Mais attention à la densité (pressage) des ballots

Pressage foinPlus la densité des ballots est élevée, plus le risque est important. En effet, un pressage important du cœur du ballot ne permet une bonne circulation de l’air et l’humidité résiduelle ne peut donc pas être évacuée...

Pour des foins un peu limite au niveau de la matière sèche, il est recommandé d’éviter un pressage trop important et donc de réaliser des ballots carrés. Les balles rondes sont moins à risque et l’idéal est d’utiliser une presse à chambre fixe. Si une presse à chambre variable est utilisée, éviter de serrer au maximum (>< balles enrubannées).

Il est aussi conseillé d’éviter d’entasser trop rapidement les ballots. À l’intérieur du tas, les ballots de foin ne sont plus bien aérés et le foin étant un bon isolant, la chaleur et l’humidité ne pourront être évacués de manière suffisante. S’il y a risque d’échauffement, les balles rondes peuvent rester au champ beaucoup plus longtemps que les balles carrées sans trop craindre la pluie.

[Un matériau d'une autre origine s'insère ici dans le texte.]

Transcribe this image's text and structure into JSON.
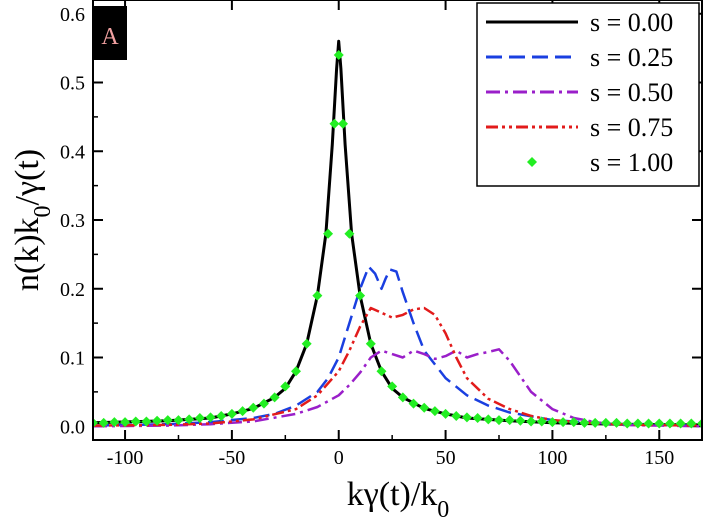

Les foins jeunes plus à risque que les foins tardifs

Si la coupe de foin est réalisée tôt dans la saison (moi de mai) ou si c’est un foin de regain, la probabilité d’avoir une herbe riche en sucres solubles et en protéines est plus élevé que pour un foin fauché au stade floraison (juin à mi-juin) Les foins riches en matière organique nécessaires au développement des microorganismes seront donc beaucoup plus sujet à échauffement surtout que le séchage optimal sera lui-même plus délicat à atteindre. De même les prairies qui ont reçues une fertilisation azotée conséquente seront souvent fauchées plus précocement, seront plus riches en eau et en nutriments, plus difficile à faner et donc plus à risque.

La flore des prairies

En plus du stade de fauche qui influencera la faculté à récolter le fourrage en foin ou pas, un facteur à ne pas négliger est le type de flore des prairies. En effet, des espèces comme les ray-grass (anglais, hybrides ou italiens) sont bien plus riches en sucres que d’autres espèces. Si l’ensoleillement est maximum comme en juin 2023, la concentration en sucres dans ces plantes est aussi trop élevé pour en faire du foin. De plus, leur faculté à sécher est moindre que des fétuques, des fléoles ou des dactyles. Une prairie récemment installée (moins de 2 ans) avec une base de ray-grass sera beaucoup plus difficile à faner qu’une plus vielle prairie à flore diversifiée. En effet, l’herbe colle ensemble et un fanage homogène est compliqué.

Les points d’attention

  • Atteindre 85% de MS (= 15% d’humidité) ! Hétérogénéité dans la parcelle ; 
  • Éviter un pressage trop important des ballots ;
  • Ne pas entasser les ballots trop rapidement ;
  • Éviter d’entreposer des ballots à risque au milieu du tas dans le hangar ; 
  • Attention à la flore de la praire (! ray-grass riches en sucres) ;
  • Les foins jeunes sont plus à risque que les foins tardifs.